Jurors were sent out on Friday after hearing two weeks of evidence, speeches and summing up in the trial of Deng Chol Majek, who denies the murder of Rhiannon Whyte and possession of a screwdriver as an offensive weapon.
Wolverhampton Crown Court has heard that Ms Whyte was stabbed 23 times on a platform at Walsall’s Bescot Stadium station on October 20 last year, and died of her injuries in hospital three days later.

Prosecutors allege DNA evidence and CCTV footage prove Majek was Ms Whyte’s attacker and that he also visited a shop to buy beer shortly after the late-night attack.

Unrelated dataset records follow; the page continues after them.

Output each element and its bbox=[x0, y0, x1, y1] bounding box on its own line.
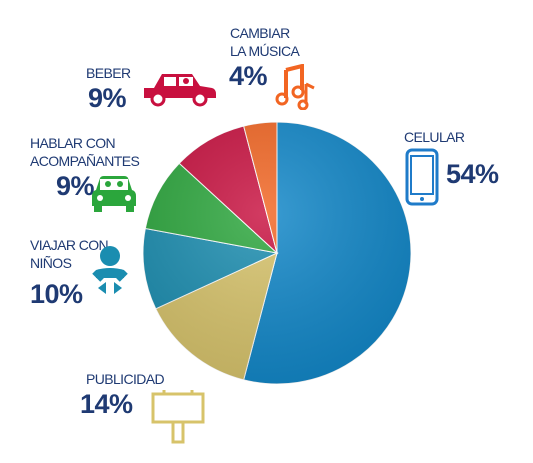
label-ninos-pct: 10% bbox=[30, 279, 83, 309]
label-publicidad-pct: 14% bbox=[80, 389, 133, 419]
label-celular-name: CELULAR bbox=[404, 129, 465, 145]
label-publicidad-name: PUBLICIDAD bbox=[86, 371, 165, 387]
label-hablar-line1: HABLAR CON bbox=[30, 135, 116, 151]
label-beber-name: BEBER bbox=[86, 65, 131, 81]
cellphone-icon bbox=[405, 148, 439, 206]
label-ninos-line1: VIAJAR CON bbox=[30, 237, 109, 253]
baby-icon bbox=[92, 246, 128, 294]
pie-shading bbox=[143, 122, 411, 384]
label-celular-pct: 54% bbox=[446, 159, 499, 189]
label-ninos-line2: NIÑOS bbox=[30, 255, 72, 271]
music-notes-icon bbox=[275, 64, 315, 110]
label-musica-line1: CAMBIAR bbox=[230, 25, 290, 41]
label-hablar-pct: 9% bbox=[56, 171, 95, 201]
label-musica-pct: 4% bbox=[229, 61, 268, 91]
label-hablar-line2: ACOMPAÑANTES bbox=[30, 153, 140, 169]
billboard-icon bbox=[151, 390, 205, 444]
car-passengers-icon bbox=[92, 176, 136, 212]
label-musica-line2: LA MÚSICA bbox=[230, 43, 300, 59]
car-drinking-icon bbox=[144, 74, 216, 107]
label-beber-pct: 9% bbox=[88, 83, 127, 113]
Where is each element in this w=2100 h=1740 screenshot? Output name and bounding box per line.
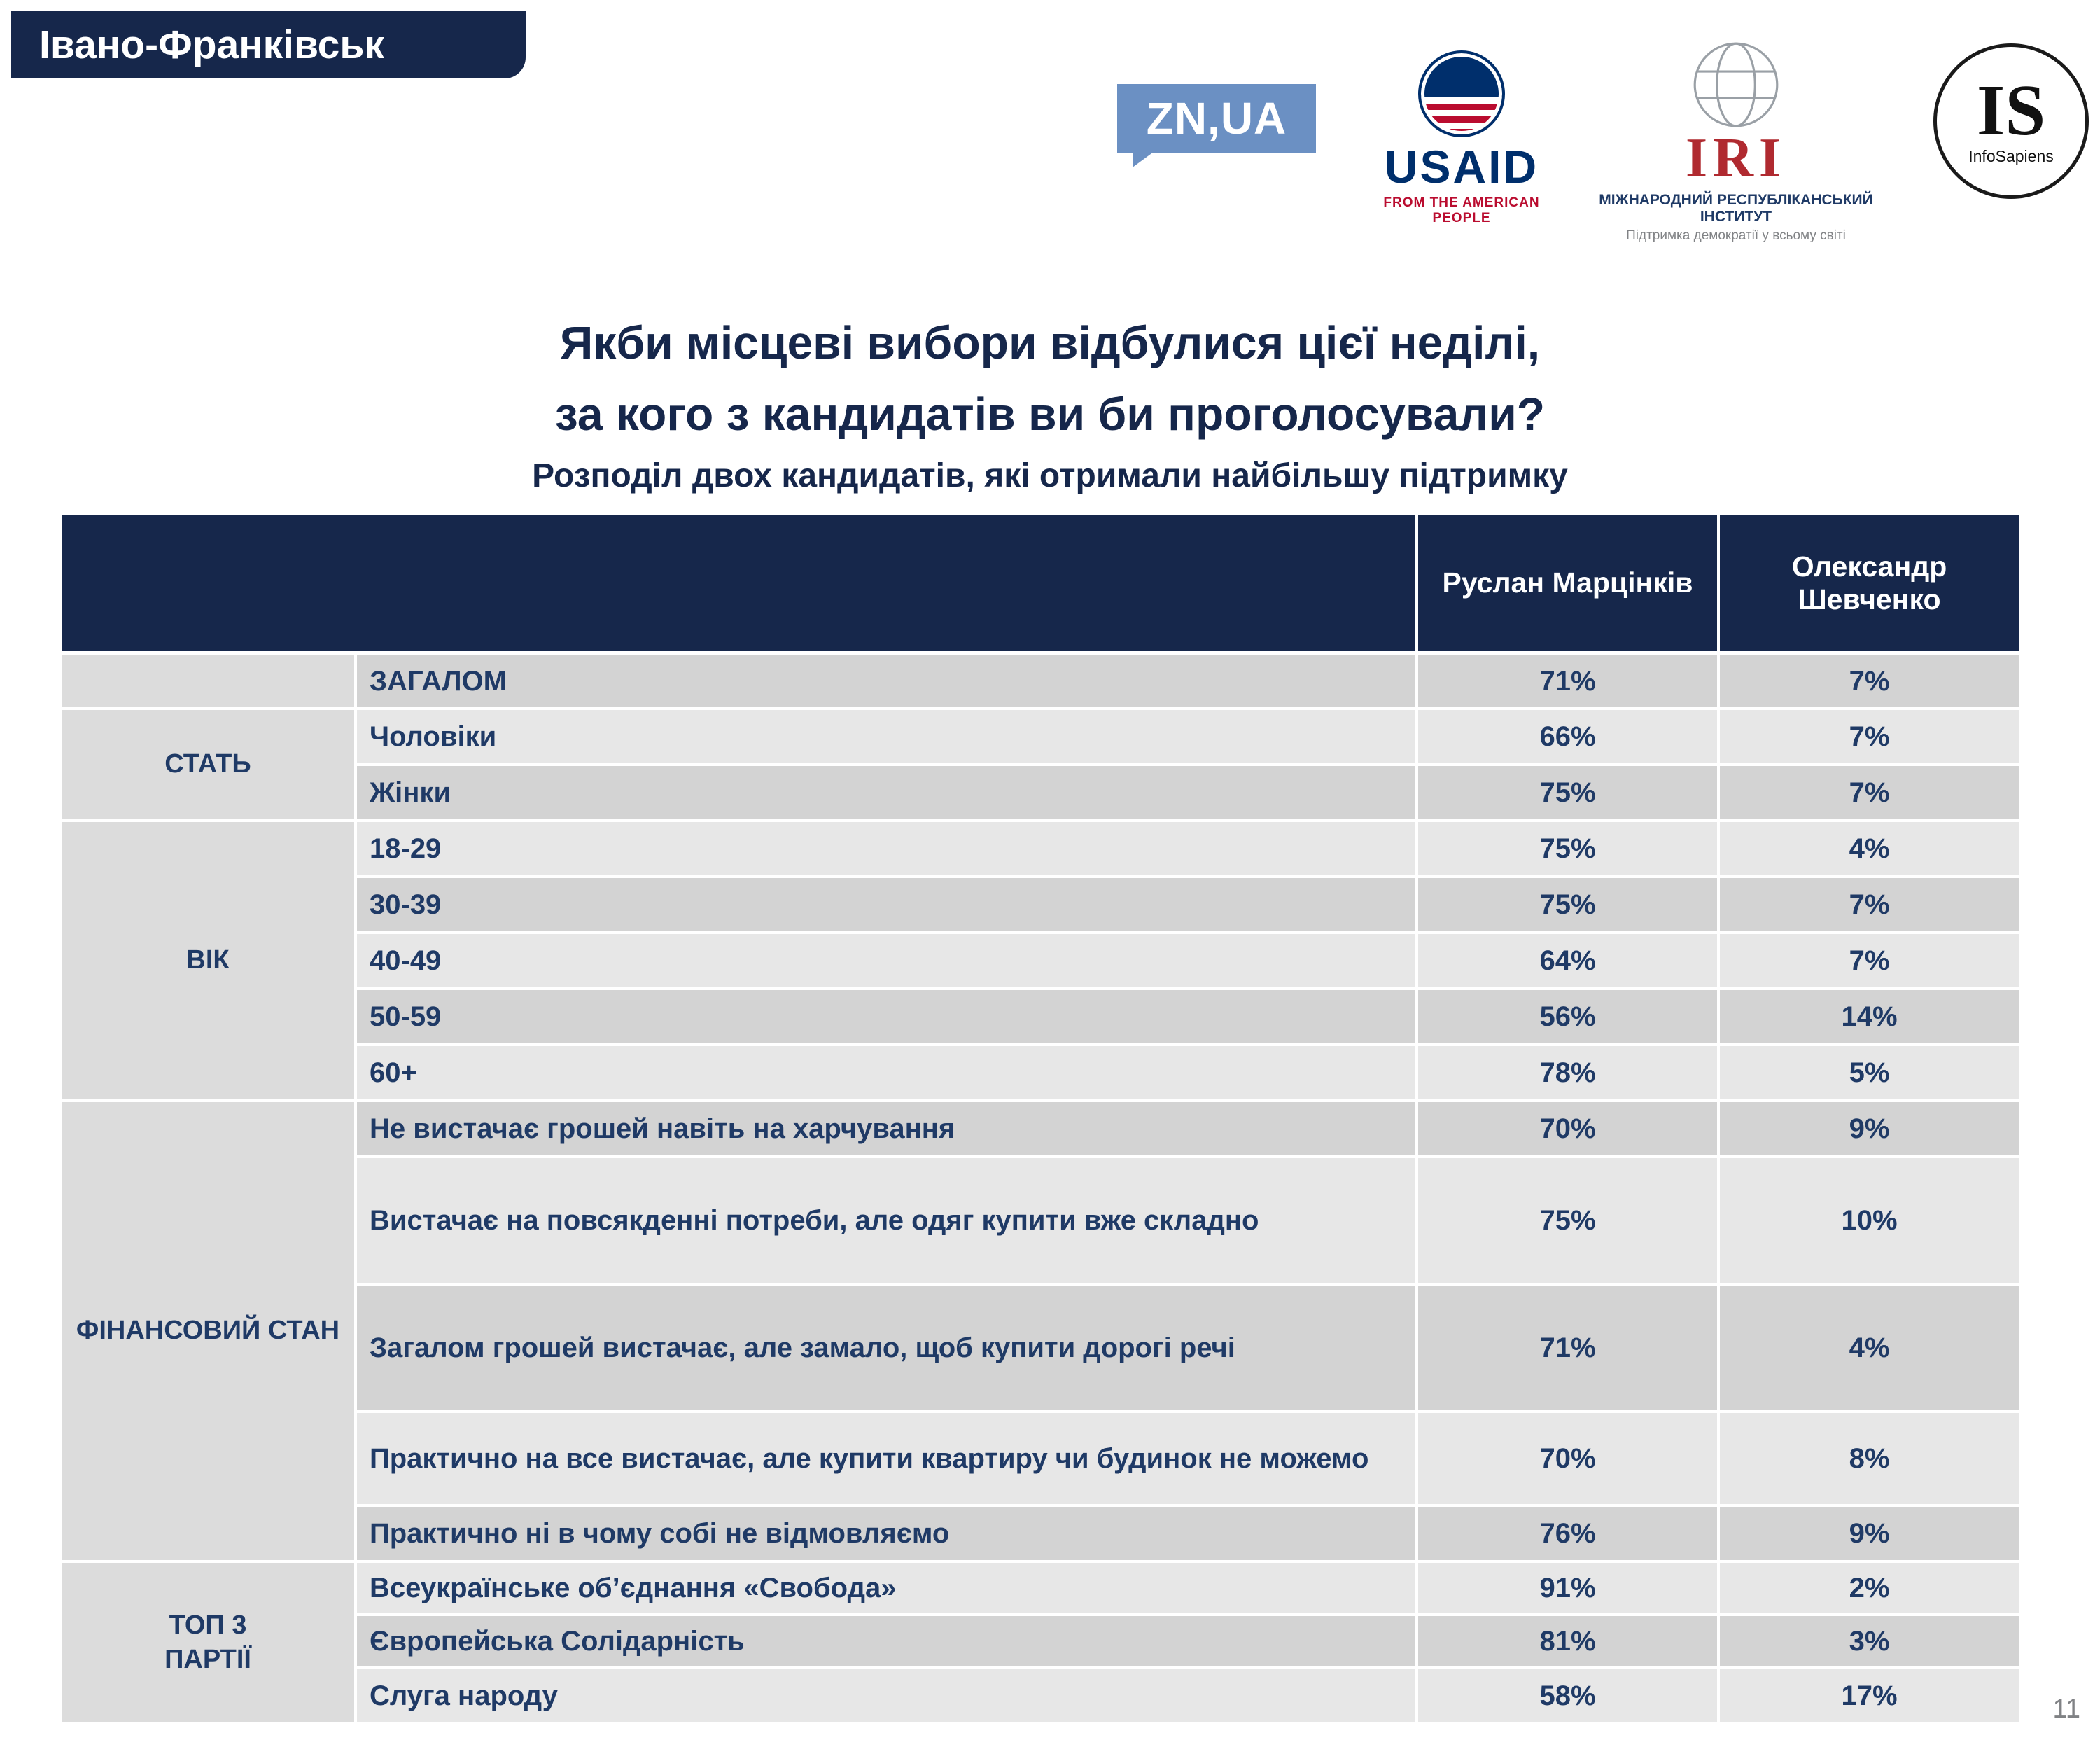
value-cell-shevchenko: 4%: [1720, 1286, 2019, 1410]
row-label: Жінки: [357, 766, 1415, 819]
value-cell-martsinkiv: 58%: [1418, 1669, 1717, 1722]
question-title-line2: за кого з кандидатів ви би проголосували…: [554, 388, 1546, 440]
value-cell-martsinkiv: 75%: [1418, 1158, 1717, 1283]
speech-bubble-tail-icon: [1133, 152, 1154, 167]
usaid-logo-text: USAID: [1384, 141, 1539, 193]
value-cell-shevchenko: 7%: [1720, 878, 2019, 931]
subtitle: Розподіл двох кандидатів, які отримали н…: [532, 457, 1568, 494]
row-label: 60+: [357, 1046, 1415, 1099]
value-cell-shevchenko: 8%: [1720, 1413, 2019, 1504]
column-header-martsinkiv: Руслан Марцінків: [1442, 566, 1693, 599]
znua-logo-text: ZN,UA: [1146, 93, 1287, 144]
usaid-tagline: FROM THE AMERICAN PEOPLE: [1383, 195, 1540, 226]
value-cell-shevchenko: 3%: [1720, 1616, 2019, 1666]
row-label: Європейська Солідарність: [357, 1616, 1415, 1666]
value-cell-shevchenko: 7%: [1720, 766, 2019, 819]
category-cell: СТАТЬ: [62, 710, 354, 819]
row-label: Загалом грошей вистачає, але замало, щоб…: [357, 1286, 1415, 1410]
value-cell-martsinkiv: 71%: [1418, 655, 1717, 707]
header-separator: [1415, 515, 1418, 651]
value-cell-martsinkiv: 91%: [1418, 1563, 1717, 1613]
iri-institute-name: МІЖНАРОДНИЙ РЕСПУБЛІКАНСЬКИЙ ІНСТИТУТ: [1599, 192, 1873, 225]
row-label: ЗАГАЛОМ: [357, 655, 1415, 707]
usaid-seal-icon: [1418, 50, 1505, 137]
value-cell-shevchenko: 5%: [1720, 1046, 2019, 1099]
value-cell-martsinkiv: 66%: [1418, 710, 1717, 763]
iri-logo-text: IRI: [1685, 127, 1787, 189]
header-separator: [1717, 515, 1720, 651]
infosapiens-logo: IS InfoSapiens: [1933, 43, 2089, 199]
iri-motto: Підтримка демократії у всьому світі: [1626, 228, 1846, 243]
value-cell-martsinkiv: 70%: [1418, 1102, 1717, 1155]
value-cell-shevchenko: 7%: [1720, 655, 2019, 707]
page-number: 11: [2052, 1694, 2080, 1724]
value-cell-martsinkiv: 75%: [1418, 766, 1717, 819]
row-label: Не вистачає грошей навіть на харчування: [357, 1102, 1415, 1155]
category-cell: ФІНАНСОВИЙ СТАН: [62, 1102, 354, 1560]
infosapiens-name: InfoSapiens: [1968, 146, 2054, 165]
value-cell-martsinkiv: 64%: [1418, 934, 1717, 987]
value-cell-shevchenko: 9%: [1720, 1507, 2019, 1560]
results-table-body: ЗАГАЛОМ 71% 7% СТАТЬ Чоловіки 66% 7% Жінки 75% 7%…: [62, 655, 2019, 1722]
value-cell-martsinkiv: 75%: [1418, 878, 1717, 931]
row-label: Всеукраїнське об’єднання «Свобода»: [357, 1563, 1415, 1613]
value-cell-shevchenko: 7%: [1720, 934, 2019, 987]
value-cell-martsinkiv: 76%: [1418, 1507, 1717, 1560]
value-cell-martsinkiv: 56%: [1418, 990, 1717, 1043]
row-label: Практично на все вистачає, але купити кв…: [357, 1413, 1415, 1504]
usaid-logo: USAID FROM THE AMERICAN PEOPLE: [1364, 50, 1560, 226]
row-label: 40-49: [357, 934, 1415, 987]
category-cell: ВІК: [62, 822, 354, 1099]
table-header: Руслан Марцінків Олександр Шевченко: [62, 515, 2019, 651]
title-block: Якби місцеві вибори відбулися цієї неділ…: [0, 307, 2100, 496]
row-label: 18-29: [357, 822, 1415, 875]
results-table: Руслан Марцінків Олександр Шевченко ЗАГА…: [62, 515, 2019, 1722]
category-cell: ТОП 3 ПАРТІЇ: [62, 1563, 354, 1722]
infosapiens-abbr: IS: [1976, 70, 2046, 151]
value-cell-martsinkiv: 81%: [1418, 1616, 1717, 1666]
question-title-line1: Якби місцеві вибори відбулися цієї неділ…: [559, 316, 1541, 368]
row-label: 50-59: [357, 990, 1415, 1043]
region-banner: Івано-Франківськ: [11, 11, 526, 78]
value-cell-shevchenko: 2%: [1720, 1563, 2019, 1613]
column-header-shevchenko: Олександр Шевченко: [1791, 550, 1947, 615]
category-cell: [62, 655, 354, 707]
value-cell-shevchenko: 14%: [1720, 990, 2019, 1043]
row-label: Практично ні в чому собі не відмовляємо: [357, 1507, 1415, 1560]
value-cell-martsinkiv: 71%: [1418, 1286, 1717, 1410]
globe-icon: [1693, 42, 1779, 127]
row-label: Слуга народу: [357, 1669, 1415, 1722]
iri-logo: IRI МІЖНАРОДНИЙ РЕСПУБЛІКАНСЬКИЙ ІНСТИТУ…: [1568, 41, 1904, 244]
znua-logo: ZN,UA: [1117, 84, 1316, 167]
value-cell-shevchenko: 4%: [1720, 822, 2019, 875]
value-cell-martsinkiv: 70%: [1418, 1413, 1717, 1504]
value-cell-shevchenko: 17%: [1720, 1669, 2019, 1722]
value-cell-shevchenko: 9%: [1720, 1102, 2019, 1155]
value-cell-martsinkiv: 78%: [1418, 1046, 1717, 1099]
value-cell-martsinkiv: 75%: [1418, 822, 1717, 875]
value-cell-shevchenko: 7%: [1720, 710, 2019, 763]
infosapiens-circle-icon: IS InfoSapiens: [1933, 43, 2089, 199]
row-label: Чоловіки: [357, 710, 1415, 763]
value-cell-shevchenko: 10%: [1720, 1158, 2019, 1283]
row-label: 30-39: [357, 878, 1415, 931]
region-label: Івано-Франківськ: [39, 22, 384, 67]
row-label: Вистачає на повсякденні потреби, але одя…: [357, 1158, 1415, 1283]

Majek told the court he was at Walsall’s Park Inn hotel, where Ms Whyte worked and he lived, at the time she was stabbed and suffered a fatal brain stem injury.
Before sending the jury out, trial judge Mr Justice Soole instructed the panel that their first task would be to appoint a foreman to chair their discussions.
In her closing speech to the jury on Thursday, Michelle Heeley KC alleged that Majek had been “utterly callous” when he was seen dancing in a car park after Ms Whyte had been stabbed.

Addressing whether jurors could be sure Majek was the person who attacked Ms Whyte, Ms Heeley said: “You may think it’s not really a difficult question. I suggest his answers to you are laughable. He is trying to meet the overwhelming evidence, and he has failed.”
Defence barrister Gurdeep Garcha KC told the jury: “The only issue is, has the prosecution made you sure that he’s the person that followed Rhiannon Whyte and inflicted those injuries upon her.
“There are very significant gaps in the prosecution evidence and given those gaps, the question for you is, and remains, can you be sure that he is the attacker in view of all the gaps and all the evidence that they don’t have?”